Le pape m'épate. L'an dernier, il était contre les capotes en Afrique, malgré la nécessité d'endiguer l'épidémie de sida. Cette année, il est pour, dans certaines circonstances «exceptionnelles», comme dans le cas des prostitués mâles qui essaient de se protéger justement, contre la maladie.

Wow!

Tout un saut.

Tout un virage pour un dirigeant religieux qui n'est pas habitué à changer d'idée tous les jours. Tout un changement de cap pour une institution qui, il n'y a pas si longtemps, n'appelait même pas un préservatif un préservatif. Et n'est-ce pas de la compassion et de l'empathie envers les victimes et potentielles victimes du sida, maladie au nom généralement chuchoté, que l'on entend à travers les mots de cette entrevue accordée à un biographe allemand, révélés le week-end dernier...

Pour la cohérence avec tous les autres messages catholiques au sujet de la sexualité, il faudra repasser. Pourquoi, par exemple, s'inquiète-t-on des hommes prostitués et de leurs clients, alors que les femmes africaines, elles, n'auraient pas droit à la protection des préservatifs tel que stipulé par le pape lors de son voyage au printemps 2009? D'ailleurs, les femmes seront-elles nécessairement encore et toujours tenues loin à l'écart de toute ouverture face au préservatif, vu que la protection contre la maladie sera toujours, biologie oblige, liée à la possibilité de bloquer la procréation?

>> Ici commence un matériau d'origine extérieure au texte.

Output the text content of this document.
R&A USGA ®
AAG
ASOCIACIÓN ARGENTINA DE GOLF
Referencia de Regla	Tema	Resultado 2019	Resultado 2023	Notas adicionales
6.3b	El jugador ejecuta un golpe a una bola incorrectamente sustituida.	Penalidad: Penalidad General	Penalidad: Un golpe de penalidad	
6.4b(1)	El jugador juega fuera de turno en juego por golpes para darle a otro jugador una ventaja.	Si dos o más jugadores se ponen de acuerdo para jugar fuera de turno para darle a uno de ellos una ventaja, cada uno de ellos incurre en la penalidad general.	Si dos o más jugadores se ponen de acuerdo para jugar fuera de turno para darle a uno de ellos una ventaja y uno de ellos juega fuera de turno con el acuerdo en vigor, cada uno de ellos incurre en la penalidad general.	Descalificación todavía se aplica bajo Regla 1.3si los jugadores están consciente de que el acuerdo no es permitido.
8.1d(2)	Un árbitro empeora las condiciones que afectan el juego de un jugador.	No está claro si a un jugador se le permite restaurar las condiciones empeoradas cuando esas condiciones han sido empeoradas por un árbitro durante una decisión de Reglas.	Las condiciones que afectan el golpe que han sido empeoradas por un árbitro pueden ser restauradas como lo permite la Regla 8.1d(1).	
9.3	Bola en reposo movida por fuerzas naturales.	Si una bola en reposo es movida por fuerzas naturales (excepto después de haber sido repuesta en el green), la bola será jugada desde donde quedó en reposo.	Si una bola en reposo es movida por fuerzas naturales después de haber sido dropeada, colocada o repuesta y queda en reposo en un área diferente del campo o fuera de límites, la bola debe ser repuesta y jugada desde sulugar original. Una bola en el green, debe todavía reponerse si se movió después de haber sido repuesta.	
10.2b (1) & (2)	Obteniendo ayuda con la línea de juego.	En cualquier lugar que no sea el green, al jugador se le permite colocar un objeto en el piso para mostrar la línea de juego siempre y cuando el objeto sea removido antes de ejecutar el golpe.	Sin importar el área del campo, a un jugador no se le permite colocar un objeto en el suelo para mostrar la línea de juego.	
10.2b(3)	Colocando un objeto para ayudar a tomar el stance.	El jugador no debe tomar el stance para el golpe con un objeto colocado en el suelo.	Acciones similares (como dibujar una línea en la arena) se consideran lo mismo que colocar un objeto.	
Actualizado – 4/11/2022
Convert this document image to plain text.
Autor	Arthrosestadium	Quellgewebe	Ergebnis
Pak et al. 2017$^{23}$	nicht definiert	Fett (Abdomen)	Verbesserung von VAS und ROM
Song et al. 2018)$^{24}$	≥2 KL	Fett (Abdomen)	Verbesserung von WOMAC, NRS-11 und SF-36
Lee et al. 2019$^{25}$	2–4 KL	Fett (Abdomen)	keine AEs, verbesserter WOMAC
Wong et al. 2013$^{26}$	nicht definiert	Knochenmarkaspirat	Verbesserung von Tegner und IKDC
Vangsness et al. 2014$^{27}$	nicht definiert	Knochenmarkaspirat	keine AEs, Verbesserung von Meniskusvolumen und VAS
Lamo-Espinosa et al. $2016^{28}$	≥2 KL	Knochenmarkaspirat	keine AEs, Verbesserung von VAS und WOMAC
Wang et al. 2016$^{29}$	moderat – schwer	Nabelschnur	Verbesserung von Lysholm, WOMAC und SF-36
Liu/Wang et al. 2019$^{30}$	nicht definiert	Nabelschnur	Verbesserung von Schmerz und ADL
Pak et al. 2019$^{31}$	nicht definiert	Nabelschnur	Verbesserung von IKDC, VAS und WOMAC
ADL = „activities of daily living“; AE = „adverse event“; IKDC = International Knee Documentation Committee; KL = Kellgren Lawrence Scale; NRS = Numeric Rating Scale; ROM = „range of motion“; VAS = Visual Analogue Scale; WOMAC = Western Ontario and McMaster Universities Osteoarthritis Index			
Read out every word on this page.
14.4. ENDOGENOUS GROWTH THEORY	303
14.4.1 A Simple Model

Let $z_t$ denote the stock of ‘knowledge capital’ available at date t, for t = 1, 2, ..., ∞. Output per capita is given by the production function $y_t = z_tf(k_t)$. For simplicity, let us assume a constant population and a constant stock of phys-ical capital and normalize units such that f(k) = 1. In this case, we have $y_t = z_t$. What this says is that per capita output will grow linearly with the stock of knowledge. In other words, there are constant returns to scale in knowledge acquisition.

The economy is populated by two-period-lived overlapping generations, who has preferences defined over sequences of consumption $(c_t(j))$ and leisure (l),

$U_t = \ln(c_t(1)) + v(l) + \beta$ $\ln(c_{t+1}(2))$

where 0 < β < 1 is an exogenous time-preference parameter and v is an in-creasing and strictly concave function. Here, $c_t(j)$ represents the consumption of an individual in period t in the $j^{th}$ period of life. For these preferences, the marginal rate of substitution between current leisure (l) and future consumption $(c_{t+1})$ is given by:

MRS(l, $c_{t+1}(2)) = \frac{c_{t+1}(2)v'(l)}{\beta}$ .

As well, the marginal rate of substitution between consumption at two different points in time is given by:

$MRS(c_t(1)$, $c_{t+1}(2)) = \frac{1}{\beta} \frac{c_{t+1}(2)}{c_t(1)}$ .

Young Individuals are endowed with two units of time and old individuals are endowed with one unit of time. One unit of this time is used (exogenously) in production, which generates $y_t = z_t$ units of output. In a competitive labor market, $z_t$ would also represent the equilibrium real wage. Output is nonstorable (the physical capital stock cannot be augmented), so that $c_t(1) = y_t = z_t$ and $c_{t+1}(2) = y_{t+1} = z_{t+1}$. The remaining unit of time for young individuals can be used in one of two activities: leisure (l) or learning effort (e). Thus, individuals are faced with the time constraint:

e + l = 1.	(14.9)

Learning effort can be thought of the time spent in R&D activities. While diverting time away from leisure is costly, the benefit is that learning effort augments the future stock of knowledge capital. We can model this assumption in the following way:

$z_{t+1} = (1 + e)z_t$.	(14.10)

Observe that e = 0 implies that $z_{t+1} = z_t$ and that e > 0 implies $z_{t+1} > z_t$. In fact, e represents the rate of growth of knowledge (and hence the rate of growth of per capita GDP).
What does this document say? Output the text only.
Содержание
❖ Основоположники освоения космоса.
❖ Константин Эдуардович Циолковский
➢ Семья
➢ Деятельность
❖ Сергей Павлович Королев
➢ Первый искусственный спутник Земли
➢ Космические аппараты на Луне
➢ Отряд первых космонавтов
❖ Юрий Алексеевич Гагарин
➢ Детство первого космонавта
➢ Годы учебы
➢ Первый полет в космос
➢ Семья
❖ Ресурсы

Le pape continue-t-il donc, en choisissant cet exemple très précis d'ouverture aux préservatifs, à donner à l'éventualité d'une fécondation préséance absolue sur l'éventualité d'une contamination? Et pourquoi avoir combiné tant de gravissimes interdits religieux dans cette seule phrase: la prostitution, l'homosexualité, les préservatifs...

«Peu importe, la bonne nouvelle, c'est que le pape lance un message d'ouverture», confiait hier au téléphone le médecin Réjean Thomas, un de ceux qui ont éveillé le Québec aux ravages du sida, qui a le plus poussé pour des campagnes de prévention et qui s'est ensuite battu pour une prise en charge humaine et médicalement efficace des personnes atteintes de la maladie et contaminées par le virus.

«Il a prononcé le mot «préservatif». Ce n'est pas rien. Avant, il était beaucoup plus évasif. Pour les gens sur le terrain, tout cela a de l'importance.»

Le Québec, explique le Dr Thomas, n'est pas aussi catho que certains pays en voie de développement où le sida se propage trop vite - dans certaines régions de pays africains, la maladie touche jusqu'à 30% de la population.

Cela dit, le vieux fond religieux du Québec n'est jamais bien loin. Même si une grande partie de la population n'a pas grand-chose à faire de l'avis du pape, il y a bien des gens qui ne le clament peut-être pas, mais restent sensibles aux avis venus de Rome. De plus, le Québec n'est pas isolé du reste du monde. Ce qui se fait ailleurs pour la prévention du sida le touche lui aussi.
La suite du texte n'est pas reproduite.